China has numerous laws and regulations that aim to control pollution at sea, from shipping, town and city discharge, and development in areas such as oil and gas. The Ninth Five Year Plan (1996-2000) and the national Long-Term Programme to 2010 include marine environmental protection. The State Oceanic Administration is drafting a new law to unify regulation of the seas. China has limited fishing seasons – 1995 regulations banned fishing in July and August. This was extended to three months last year, and the area affected expanded north of 35 degrees. Restrictions have been extended south of 26 degrees, as well. Mesh regulations and other measures are also in place to protect fish stocks after serious decline between the mid-1970s and mid-1990s. Monitoring and supervisory services are in place, with the State Oceanographic Administration undertaking its largest study on the seas since 1949, beginning in 1997.

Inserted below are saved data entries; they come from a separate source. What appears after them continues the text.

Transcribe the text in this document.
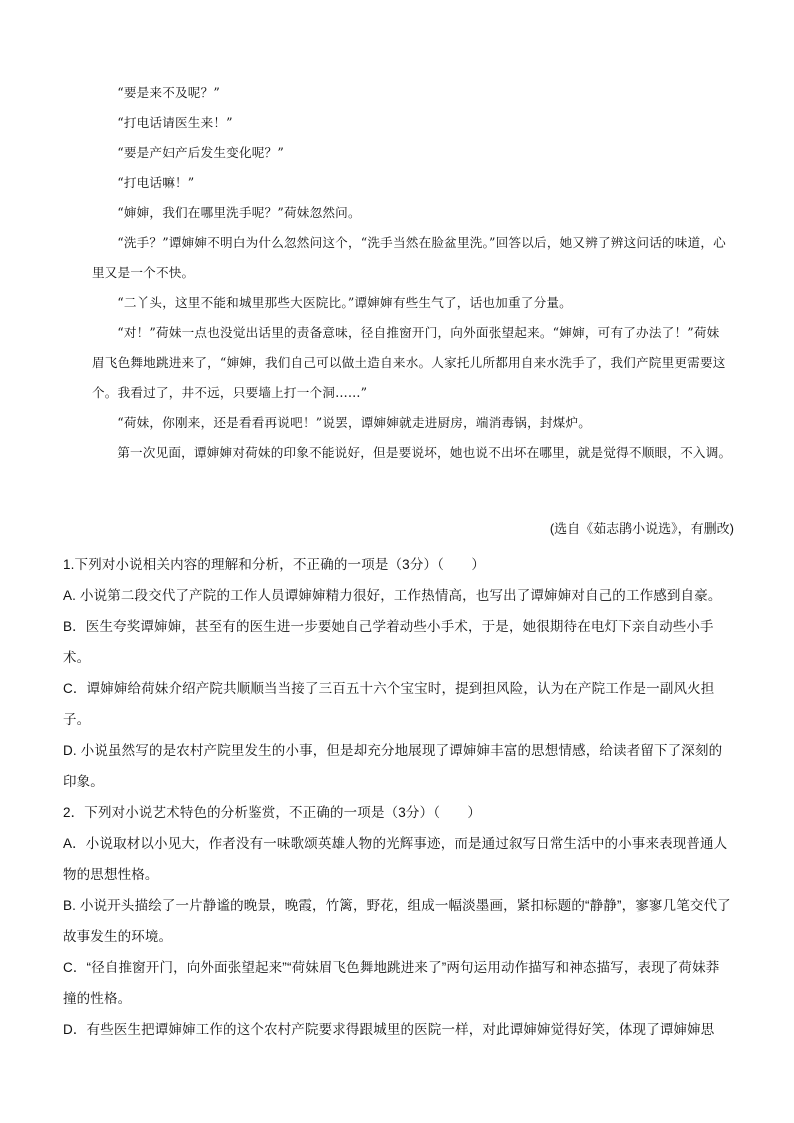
“要是来不及呢？”

“打电话请医生来！”

“要是产妇产后发生变化呢？”

“打电话嘛！”

“婶婶，我们在哪里洗手呢？”荷妹忽然问。

“洗手？”谭婶婶不明白为什么忽然问这个，“洗手当然在脸盆里洗。”回答以后，她又辨了辨这问话的味道，心里又是一个不快。

“二丫头，这里不能和城里那些大医院比。”谭婶婶有些生气了，话也加重了分量。

“对！”荷妹一点也没觉出话里的责备意味，径自推窗开门，向外面张望起来。“婶婶，可有了办法了！”荷妹眉飞色舞地跳进来了，“婶婶，我们自己可以做土造自来水。人家托儿所都用自来水洗手了，我们产院里更需要这个。我看过了，井不远，只要墙上打一个洞……”

“荷妹，你刚来，还是看看再说吧！”说罢，谭婶婶就走进厨房，端消毒锅，封煤炉。

第一次见面，谭婶婶对荷妹的印象不能说好，但是要说坏，她也说不出坏在哪里，就是觉得不顺眼，不入调。

(选自《茹志鹃小说选》，有删改)

1.下列对小说相关内容的理解和分析，不正确的一项是（3分）（　　）

A. 小说第二段交代了产院的工作人员谭婶婶精力很好，工作热情高，也写出了谭婶婶对自己的工作感到自豪。

B．医生夸奖谭婶婶，甚至有的医生进一步要她自己学着动些小手术，于是，她很期待在电灯下亲自动些小手术。

C．谭婶婶给荷妹介绍产院共顺顺当当接了三百五十六个宝宝时，提到担风险，认为在产院工作是一副风火担子。

D. 小说虽然写的是农村产院里发生的小事，但是却充分地展现了谭婶婶丰富的思想情感，给读者留下了深刻的印象。

2．下列对小说艺术特色的分析鉴赏，不正确的一项是（3分）（　　）

A．小说取材以小见大，作者没有一味歌颂英雄人物的光辉事迹，而是通过叙写日常生活中的小事来表现普通人物的思想性格。

B. 小说开头描绘了一片静谧的晚景，晚霞，竹篱，野花，组成一幅淡墨画，紧扣标题的“静静”，寥寥几笔交代了故事发生的环境。

C．“径自推窗开门，向外面张望起来”“荷妹眉飞色舞地跳进来了”两句运用动作描写和神态描写，表现了荷妹莽撞的性格。

D．有些医生把谭婶婶工作的这个农村产院要求得跟城里的医院一样，对此谭婶婶觉得好笑，体现了谭婶婶思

Problems for the environment
Nevertheless, offshore waters are subject to a number of threats: red tides have become common, and nitrogen and phosphate levels remain high in coastal waters and bay or estuary areas like the Pearl and the Yangtze, near major cities. The State Environmental Protection Administration has plans to clean the Bohai Sea over the next three decades, in response to fears of mounting pollution caused by waste water discharge (2.8bn tonnes a year) and other pollutants (700,000 tonnes a year, or half the national coastal discharge). Red tides reached record levels in the Bohai area in 1998. Cultivation and breeding bring their own particular problems, including poor quality strains and a susceptibility to disease.
In common with most countries, government will balance domestic demands against the costs to the environment, and the suspicion that development has come first will be dispelled with difficulty. China's situation is complicated by the internal politics of development, and the tendency for provinces to put their own interests ahead of the central government's understanding of national and regional interests. Whatever balance is reached, China is set to forge ahead to harness productivity at sea.